7. Describe Lahore’s startup scene in contrast to Karachi’s

Lahore is home to Arfa Technology Park, an initiative of the Punjab Information Technology Board (PITB) that seeks to provide startups with resources, mentors, and exposure to international events. Incubators and Accelerators such as Plan 9, Plan X, and the LUMS Centre for Entrepreneurship certainly take the limelight in Lahore as startup development centres. However, UET and FAST also boast reputable startup incubators. What really sets Lahore’s startup scene apart from Karachi though is the vast amount of tech moguls that have returned to Pakistan from the US to offer their mentorship to prospective startups – including Khurram Zafar, Yasser Bashir, and Zafar Khan. The PITB however is focused on developing technology so that it can be used to the government’s advantage – e.g. the initiative made to create a database of registered cars – rather than giving back to the economy or startup ecosystem.

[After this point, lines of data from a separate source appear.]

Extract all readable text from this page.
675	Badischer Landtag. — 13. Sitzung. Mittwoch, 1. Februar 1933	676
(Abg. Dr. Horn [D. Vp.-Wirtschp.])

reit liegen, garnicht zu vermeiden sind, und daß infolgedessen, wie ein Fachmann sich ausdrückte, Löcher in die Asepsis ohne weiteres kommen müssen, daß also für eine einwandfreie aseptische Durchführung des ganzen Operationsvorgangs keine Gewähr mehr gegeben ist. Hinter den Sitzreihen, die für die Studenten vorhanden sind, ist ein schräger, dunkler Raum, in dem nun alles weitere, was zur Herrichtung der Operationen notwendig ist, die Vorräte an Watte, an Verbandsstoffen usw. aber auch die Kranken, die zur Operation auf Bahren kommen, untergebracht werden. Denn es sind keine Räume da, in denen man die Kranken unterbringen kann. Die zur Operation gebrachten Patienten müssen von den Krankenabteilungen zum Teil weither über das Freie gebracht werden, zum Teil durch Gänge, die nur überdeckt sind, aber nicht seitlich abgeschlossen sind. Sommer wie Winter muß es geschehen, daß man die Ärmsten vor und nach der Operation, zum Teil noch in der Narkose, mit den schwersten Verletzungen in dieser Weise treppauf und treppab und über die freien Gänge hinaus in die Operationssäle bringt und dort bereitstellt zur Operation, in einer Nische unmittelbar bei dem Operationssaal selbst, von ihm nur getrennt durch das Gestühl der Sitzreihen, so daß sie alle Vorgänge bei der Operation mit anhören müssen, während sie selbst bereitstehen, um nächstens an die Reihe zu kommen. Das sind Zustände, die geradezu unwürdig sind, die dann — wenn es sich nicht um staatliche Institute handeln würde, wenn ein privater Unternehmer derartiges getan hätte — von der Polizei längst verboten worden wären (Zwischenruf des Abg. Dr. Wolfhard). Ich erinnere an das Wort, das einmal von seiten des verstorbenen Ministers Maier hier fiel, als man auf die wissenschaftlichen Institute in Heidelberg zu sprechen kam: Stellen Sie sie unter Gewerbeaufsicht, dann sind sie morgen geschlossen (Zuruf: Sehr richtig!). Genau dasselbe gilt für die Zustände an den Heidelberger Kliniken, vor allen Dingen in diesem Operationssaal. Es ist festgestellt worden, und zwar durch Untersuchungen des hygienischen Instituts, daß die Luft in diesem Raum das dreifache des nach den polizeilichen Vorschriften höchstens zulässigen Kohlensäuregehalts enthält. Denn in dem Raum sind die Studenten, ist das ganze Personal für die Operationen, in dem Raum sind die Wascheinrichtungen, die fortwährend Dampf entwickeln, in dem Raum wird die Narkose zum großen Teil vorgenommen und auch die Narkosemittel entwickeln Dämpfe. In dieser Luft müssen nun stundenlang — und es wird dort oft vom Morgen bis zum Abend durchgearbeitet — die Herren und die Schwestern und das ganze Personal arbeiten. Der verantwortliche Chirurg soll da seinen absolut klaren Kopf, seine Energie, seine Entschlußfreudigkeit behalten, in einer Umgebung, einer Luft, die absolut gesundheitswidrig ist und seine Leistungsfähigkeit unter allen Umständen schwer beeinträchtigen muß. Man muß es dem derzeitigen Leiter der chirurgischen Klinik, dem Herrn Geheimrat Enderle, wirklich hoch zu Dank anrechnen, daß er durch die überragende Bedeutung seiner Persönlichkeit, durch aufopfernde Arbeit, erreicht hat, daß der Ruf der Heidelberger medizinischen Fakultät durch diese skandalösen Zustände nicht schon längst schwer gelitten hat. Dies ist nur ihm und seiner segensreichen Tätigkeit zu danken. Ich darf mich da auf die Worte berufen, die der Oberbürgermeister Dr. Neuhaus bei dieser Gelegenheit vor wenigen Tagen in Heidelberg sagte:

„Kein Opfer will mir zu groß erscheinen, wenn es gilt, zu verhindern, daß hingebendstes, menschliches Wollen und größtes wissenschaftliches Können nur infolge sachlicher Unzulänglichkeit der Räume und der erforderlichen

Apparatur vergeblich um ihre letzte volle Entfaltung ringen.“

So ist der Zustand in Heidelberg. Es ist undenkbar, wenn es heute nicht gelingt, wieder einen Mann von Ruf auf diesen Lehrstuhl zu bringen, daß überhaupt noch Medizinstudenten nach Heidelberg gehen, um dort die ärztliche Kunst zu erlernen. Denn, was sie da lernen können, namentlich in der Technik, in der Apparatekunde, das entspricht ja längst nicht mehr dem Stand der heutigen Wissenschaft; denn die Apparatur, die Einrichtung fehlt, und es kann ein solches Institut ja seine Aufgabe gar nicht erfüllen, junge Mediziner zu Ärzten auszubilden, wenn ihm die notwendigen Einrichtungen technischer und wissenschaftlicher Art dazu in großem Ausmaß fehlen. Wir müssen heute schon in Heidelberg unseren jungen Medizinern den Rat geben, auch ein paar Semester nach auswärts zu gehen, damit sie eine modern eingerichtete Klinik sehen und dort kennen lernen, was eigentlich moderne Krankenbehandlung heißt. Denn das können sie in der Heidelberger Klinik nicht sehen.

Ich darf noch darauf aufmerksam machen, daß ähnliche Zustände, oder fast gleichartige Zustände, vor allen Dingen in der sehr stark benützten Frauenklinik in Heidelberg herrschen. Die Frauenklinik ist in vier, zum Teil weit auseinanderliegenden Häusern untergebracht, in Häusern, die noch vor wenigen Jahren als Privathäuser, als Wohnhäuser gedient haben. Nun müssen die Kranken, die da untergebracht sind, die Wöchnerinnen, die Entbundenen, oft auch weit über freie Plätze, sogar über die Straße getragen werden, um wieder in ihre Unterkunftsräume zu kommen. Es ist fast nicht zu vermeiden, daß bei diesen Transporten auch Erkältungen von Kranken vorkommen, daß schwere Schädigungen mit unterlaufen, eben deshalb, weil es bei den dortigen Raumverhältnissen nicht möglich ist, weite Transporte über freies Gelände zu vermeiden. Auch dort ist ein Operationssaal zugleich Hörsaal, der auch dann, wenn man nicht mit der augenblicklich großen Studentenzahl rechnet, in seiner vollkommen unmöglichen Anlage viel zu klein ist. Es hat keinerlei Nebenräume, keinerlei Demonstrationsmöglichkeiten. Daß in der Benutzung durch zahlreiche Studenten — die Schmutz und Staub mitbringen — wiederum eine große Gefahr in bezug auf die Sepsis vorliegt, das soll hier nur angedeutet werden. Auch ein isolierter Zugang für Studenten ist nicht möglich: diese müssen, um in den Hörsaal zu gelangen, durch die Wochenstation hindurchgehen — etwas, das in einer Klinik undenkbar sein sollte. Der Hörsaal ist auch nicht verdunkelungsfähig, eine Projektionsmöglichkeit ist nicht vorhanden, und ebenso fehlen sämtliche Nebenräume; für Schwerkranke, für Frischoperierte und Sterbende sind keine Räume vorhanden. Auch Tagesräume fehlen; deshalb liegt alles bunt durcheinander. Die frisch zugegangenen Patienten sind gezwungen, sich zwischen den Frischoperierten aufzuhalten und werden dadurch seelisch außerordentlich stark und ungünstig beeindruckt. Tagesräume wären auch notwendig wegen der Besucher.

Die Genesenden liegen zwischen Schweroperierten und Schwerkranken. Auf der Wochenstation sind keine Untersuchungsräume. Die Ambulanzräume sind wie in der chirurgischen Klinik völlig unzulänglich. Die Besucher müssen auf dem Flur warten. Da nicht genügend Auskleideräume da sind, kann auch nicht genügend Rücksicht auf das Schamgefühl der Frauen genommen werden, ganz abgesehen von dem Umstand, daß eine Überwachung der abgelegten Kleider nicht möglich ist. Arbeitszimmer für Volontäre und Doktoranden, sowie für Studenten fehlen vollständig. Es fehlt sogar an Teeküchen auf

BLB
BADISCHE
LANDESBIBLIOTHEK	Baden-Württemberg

8. State your first graduated batch of startups.

  1. Sheops – Pakistan’s first marketplace catered to women’s products
  2. Capital Valley – Pakistan’s first social crowdfunding platform
  3. DeliverIT – Same day delivery service in Karachi with tracking
  4. Ejaad Tech – Engineering and Technology startup (creating an interactive toy car for kids)
  5. Investor Lounge – Financial Technology Solutions for Investors
  6. Knavix – largest database of residential and business listings
  7. Team FYP – Pakistan’s first online platform to showcase and manage Final Year Projects for university
  8. Mil Gaya – Discovery and Booking App on Mobile
  9. Remindzapp – Customized reminder app
  10. TEDDICT – Online peer-to-peer networking platform for those willing to learn
  11. com.pk – online platform for home and office repair/maintenance needs
  12. The Wedding Planit – online marketplace that makes wedding planning and shopping more convenient
  13. VyvaSync – video production management application.
  14. WhisperO – Online Audio Diary Blog




9. What message would you like to give to all startup founders out there?

Don’t be afraid to follow your dreams. Realize that honesty, integrity, and work ethics are values that cannot be compromised in the workplace. Pakistan is an untapped market for IT, but will soon have a booming IT sector that will be invested in heavily by foreign investors. This is a lengthy process though – firstly, and most importantly, security in the country has to improve, and then foreigners have to be educated about the startup ecosystem in the country. Most of all, if all Pakistanis were more punctual and disciplined in their careers, our country would be able to instantly pick itself up from the quagmire it is currently in.


10.  What are some of the biggest inhibitions to the startup industry realizing its full potential in Pakistan

  1. Not getting enough investment from Pakistan’s wealthiest donors.
  2. No return on investment for startups at this stage in time.
  3. Factors such as impact, growth, and potential job creation are overlooked when investments are considered

11. What are the top qualities required to running a successful startup?

  1. Decency – not being rude or crass
  2. Engaging with the right people so collaborations can be made (networking)
  3. Talent
  4. Hard Work
  5. Altruism – giving back to the ecosystem – either through job creation, recommending collaborations between companies, or giving good press – without expecting anything in return.